Any information about such purchases will be disclosed as required
in the United Kingdom, will be reported to a Regulatory Information
Service and will be available on the London Stock Exchange website,
www.londonstockexchange.com.
Forward-looking statements
This document contains certain statements that are
forward-looking statements. They appear in a number of places
throughout this document and include statements regarding our
intentions, beliefs or current expectations and those of our
officers, directors and employees concerning, amongst other things,
results of our operations, financial condition, liquidity,
prospects, growth, strategies and the business we operate. These
forward-looking statements include all matters that are not
historical facts.

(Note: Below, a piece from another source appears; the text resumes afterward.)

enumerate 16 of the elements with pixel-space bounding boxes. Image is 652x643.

By their nature, these statements involve risks
and uncertainties since future events and circumstances can cause
results and developments to differ materially from those
anticipated. Any such forward-looking statements reflect knowledge
and information available at the date of preparation of this
document. Other than in accordance with its legal or regulatory
obligations (including under the Market Abuse Regulation
(596/2014), the Listing Rules, the Disclosure Guidance and
Transparency Rules and the Prospectus Rules), the Company
undertakes no obligation to update or revise any such
forward-looking statements. Nothing in this document should be
construed as a profit forecast or profit estimate. The Company and
its directors accept no liability to third parties in respect of
this document save as would arise under English law.